Incidentally, even if you don’t have autopandas set, you can still get a DataFrame from the ResultSet object that would be returned by calling the DataFrame() method on it. The following code sequence demonstrates this.

%config SqlMagic.autopandas = False
%sql survivors_by_fare_rs << SELECT class, \
    sum(survived) as 'survived', count(*) as 'all_passengers', \
    round(cast(sum(survived) as float) / cast(count(*) as float), 2) * 100 as 'percent_survived' \
    from titanic \
    group by class \
    order by class
print(f"Query returned type: {type(survivors_by_fare_rs)}")
df_survivors = survivors_by_fare_rs.DataFrame()
print(f"After conversion, we have type: {type(df_survivors)}")

Output:

Returning data to local variable survivors_by_fare_rs
Query returned type: <class 'sql.run.ResultSet'>
After conversion, we have type: <class 'pandas.core.frame.DataFrame'>

Persisting DataFrames back to DuckDB.

If you’re connected to a file database, given a DataFrame – whether created by a SQL query or not – you can also persist it back to a DuckDB table using the %sql magic. For example, given the df_survivors DataFrame created in the last section, the following code persists the DataFrame to a database table, clears the DataFrame from memory, and reads it back:

# Persist the DataFrame
%sql --persist df_survivors

# Clear the DataFrame so there's no confusion
df_survivors = None

# Query the database table by the same name
%sql select * from df_survivors

Output:

One thing to keep in mind when using %sql --persist like this is that it’s the equivalent of a create table plus the necessary insert statements. This means it’s non-reentrant, so if you need to run it again, you first need to drop the table first, as in this sequence:

%sql DROP table df_survivors
%sql --persist df_survivors

Closing Database Connections

As with any database, it’s important to close the Database connection when you are through with it. With an in-process database like DuckDB, you need to close the database so that other processes can use the file.

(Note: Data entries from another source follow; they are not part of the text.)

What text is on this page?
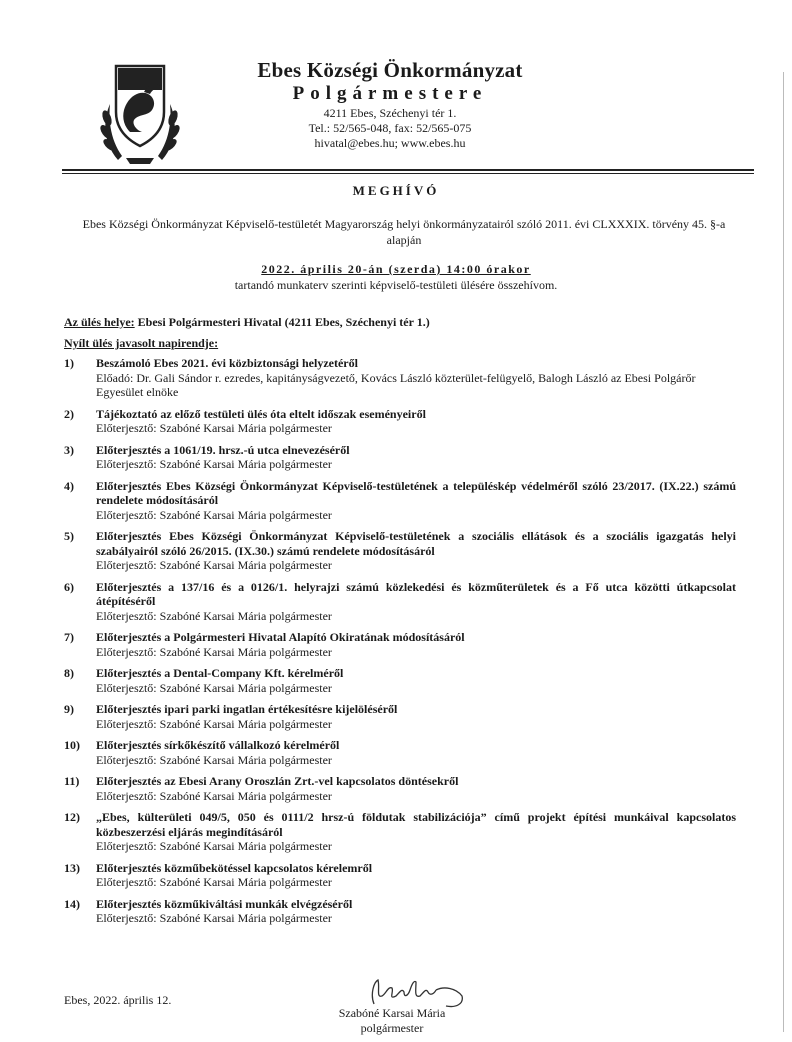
Ebes Községi Önkormányzat
Polgármestere
4211 Ebes, Széchenyi tér 1.
Tel.: 52/565-048, fax: 52/565-075
hivatal@ebes.hu; www.ebes.hu
MEGHÍVÓ
Ebes Községi Önkormányzat Képviselő-testületét Magyarország helyi önkormányzatairól szóló 2011. évi CLXXXIX. törvény 45. §-a alapján
2022. április 20-án (szerda) 14:00 órakor
tartandó munkaterv szerinti képviselő-testületi ülésére összehívom.
Az ülés helye: Ebesi Polgármesteri Hivatal (4211 Ebes, Széchenyi tér 1.)
Nyílt ülés javasolt napirendje:
1) Beszámoló Ebes 2021. évi közbiztonsági helyzetéről
Előadó: Dr. Gali Sándor r. ezredes, kapitányságvezető, Kovács László közterület-felügyelő, Balogh László az Ebesi Polgárőr Egyesület elnöke
2) Tájékoztató az előző testületi ülés óta eltelt időszak eseményeiről
Előterjesztő: Szabóné Karsai Mária polgármester
3) Előterjesztés a 1061/19. hrsz.-ú utca elnevezéséről
Előterjesztő: Szabóné Karsai Mária polgármester
4) Előterjesztés Ebes Községi Önkormányzat Képviselő-testületének a településkép védelméről szóló 23/2017. (IX.22.) számú rendelete módosításáról
Előterjesztő: Szabóné Karsai Mária polgármester
5) Előterjesztés Ebes Községi Önkormányzat Képviselő-testületének a szociális ellátások és a szociális igazgatás helyi szabályairól szóló 26/2015. (IX.30.) számú rendelete módosításáról
Előterjesztő: Szabóné Karsai Mária polgármester
6) Előterjesztés a 137/16 és a 0126/1. helyrajzi számú közlekedési és közműterületek és a Fő utca közötti útkapcsolat átépítéséről
Előterjesztő: Szabóné Karsai Mária polgármester
7) Előterjesztés a Polgármesteri Hivatal Alapító Okiratának módosításáról
Előterjesztő: Szabóné Karsai Mária polgármester
8) Előterjesztés a Dental-Company Kft. kérelméről
Előterjesztő: Szabóné Karsai Mária polgármester
9) Előterjesztés ipari parki ingatlan értékesítésre kijelöléséről
Előterjesztő: Szabóné Karsai Mária polgármester
10) Előterjesztés sírkőkészítő vállalkozó kérelméről
Előterjesztő: Szabóné Karsai Mária polgármester
11) Előterjesztés az Ebesi Arany Oroszlán Zrt.-vel kapcsolatos döntésekről
Előterjesztő: Szabóné Karsai Mária polgármester
12) „Ebes, külterületi 049/5, 050 és 0111/2 hrsz-ú földutak stabilizációja” című projekt építési munkáival kapcsolatos közbeszerzési eljárás megindításáról
Előterjesztő: Szabóné Karsai Mária polgármester
13) Előterjesztés közműbekötéssel kapcsolatos kérelemről
Előterjesztő: Szabóné Karsai Mária polgármester
14) Előterjesztés közműkiváltási munkák elvégzéséről
Előterjesztő: Szabóné Karsai Mária polgármester
Ebes, 2022. április 12.
Szabóné Karsai Mária
polgármester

Earlier we opened the connection with the following command:

%sql duckdb:///./somefile.db

To close the connection, we use the same string and use %sql close, as shown here:

%sql --close duckdb:///./somefile.db

There seems to be a bug in the earlier (conda) version, of IPython-SQL, so if you’re using that version, you may find that you need to shut down the Python kernel before you can read the database from a different process on your machine.